Insurance Planning

Long Term Care

Retiree's are in somewhat of a quandary in that if they are destitute the government will pay for their long-term care. If you are low income the government will pay some of the cost of your long-term care. If however, you are in a high income the government will not pay for any of your long-term care.

The risk that a member of an elderly couple may require home or facility care is significant Forty-three per cent of Canadians aged 65 and older will spend some time in a long-term care facility. The average length of stay is 2.8 years and 10% will stay 5 years or longer. If the additional cost of care is $100 daily or $36,000 annually, at a 30% marginal tax rate the couple will require an extra $52,000 a year to fund the LTC requirement. This could significantly reduce assets and affect the lifestyle of the non-institutionalized partner.

Home care expenditures have increased 213% annually over the last 20 years. A private nursing home can cost between $3,000 and $6,000 per month. Even with government subsidies, ward coverage can cost up to $1,225 a month, depending on the province of residence. Government nursing homes cost less, but have long waiting lists.
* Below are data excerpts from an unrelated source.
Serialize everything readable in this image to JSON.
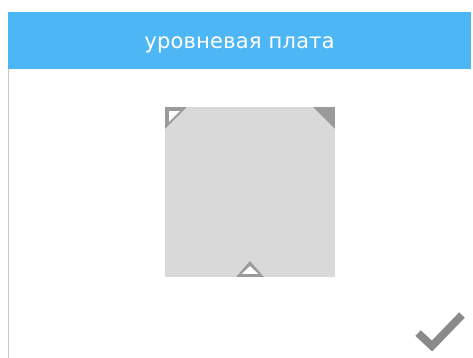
{
  "header": {
    "title": "уровневая плата"
  },
  "colors": {
    "header_bg": "#4db6f4",
    "bed": "#d9d9d9",
    "marker": "#9a9a9a",
    "checkmark": "#8a8a8a"
  },
  "icons": {
    "corner_top_left": "triangle-outline-icon",
    "corner_top_right": "triangle-filled-icon",
    "point_bottom_center": "triangle-outline-icon",
    "confirm": "checkmark-icon"
  }
}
The occupancy rate in government certified facilities in Ontario is 98.7%.

Long-Term Care Insurance (LTC) is a recent innovation, prompted by the enormous costs that can be associated with the health care needs of the aged. It is anticipated that over the next decade, the baby boom generation will purchase LTC insurance to provide for their ageing parents.
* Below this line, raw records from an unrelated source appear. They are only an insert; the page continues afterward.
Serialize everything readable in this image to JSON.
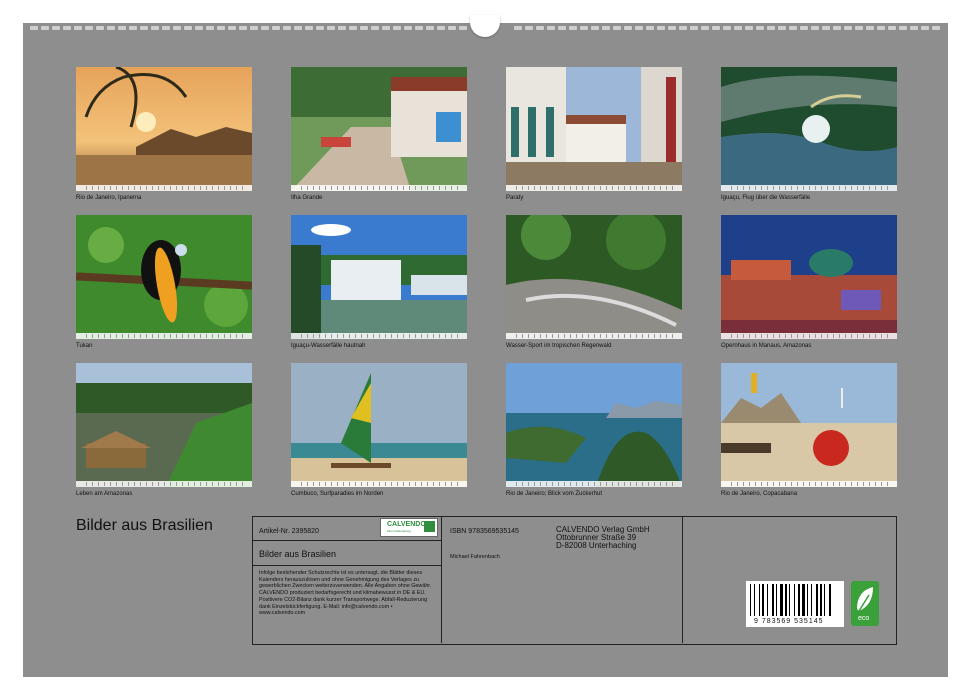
{
  "photos": [
    {
      "caption": "Rio de Janeiro, Ipanema"
    },
    {
      "caption": "Ilha Grande"
    },
    {
      "caption": "Paraty"
    },
    {
      "caption": "Iguaçu, Flug über die Wasserfälle"
    },
    {
      "caption": "Tukan"
    },
    {
      "caption": "Iguaçu-Wasserfälle hautnah"
    },
    {
      "caption": "Wasser-Sport im tropischen Regenwald"
    },
    {
      "caption": "Opernhaus in Manaus, Amazonas"
    },
    {
      "caption": "Leben am Amazonas"
    },
    {
      "caption": "Cumbuco, Surfparadies im Norden"
    },
    {
      "caption": "Rio de Janeiro; Blick vom Zuckerhut"
    },
    {
      "caption": "Rio de Janeiro, Copacabana"
    }
  ],
  "calendar_title": "Bilder aus Brasilien",
  "info": {
    "article_no": "Artikel-Nr. 2395820",
    "title": "Bilder aus Brasilien",
    "legal": "Infolge bestehender Schutzrechte ist es untersagt, die Blätter dieses Kalenders herauszulösen und ohne Genehmigung des Verlages zu gewerblichen Zwecken weiterzuverwenden. Alle Angaben ohne Gewähr. CALVENDO produziert bedarfsgerecht und klimabewusst in DE & EU. Positivere CO2-Bilanz dank kurzer Transportwege. Abfall-Reduzierung dank Einzelstückfertigung. E-Mail: info@calvendo.com • www.calvendo.com",
    "isbn": "ISBN 9783569535145",
    "author": "Michael Fahrenbach",
    "publisher_line1": "CALVENDO Verlag GmbH",
    "publisher_line2": "Ottobrunner Straße 39",
    "publisher_line3": "D-82008 Unterhaching",
    "barcode_number": "9 783569 535145",
    "logo_name": "CALVENDO",
    "logo_sub": "Mein Kalendertag",
    "eco_label": "eco"
  },
  "colors": {
    "background": "#8e8e8e",
    "eco_green": "#3aa03a"
  }
}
As with any other type of insurance, individuals should purchase LTC coverage before age, disease, or incapacity limits their ability to pass underwriting standards. Like all insurance, the cost of LTC rises steeply with age, so the premium will be more affordable if purchased early. The insured must be between the ages of 40 and 80 at the time the policy is issued.

If the claimant qualifies for benefits, coverage is for life. Benefits may be payable either in the case of cognitive impairment (i.e., the inability to think, perceive, reason or remember) or if the claimant can no longer perform unaided two of the five activities of daily living: bathing, eating, dressing, toileting or transferring positions of the body.

Long-term care checklist

Before choosing an LTC contract, be sure to know the answers to these questions:   

    Are facility and home care benefits; reimbursement-based, indemnity -based, or fixed income-based,

    What is the method of calculating the benefit amount?

    Are calendar days or care days used to satisfy the elimination period?

    What activities of daily living are used to trigger payments?

    What care facilities alternatives are covered?

    What conditions will trigger payments?

    Are premiums guaranteed or adjustable?

    Can premiums be paid for a limited period?

    Are there non-forfeiture options?

    Are additional benefits available?

    Is there a pre-existing limitation?

    What exclusions and limitations are included in the contract?

The nature of the expense of long-term care insurance is such that it does not qualify as an eligible medical expense. This is not health care insurance and the premiums do not qualify for the medical expense tax credit.

The information contained in this commentary is designed to provide you with general information only, and is not intended to be comprehensive advice applicable to the circumstances of any individual. We strongly urge you to seek professional assistance before acting upon information included herein.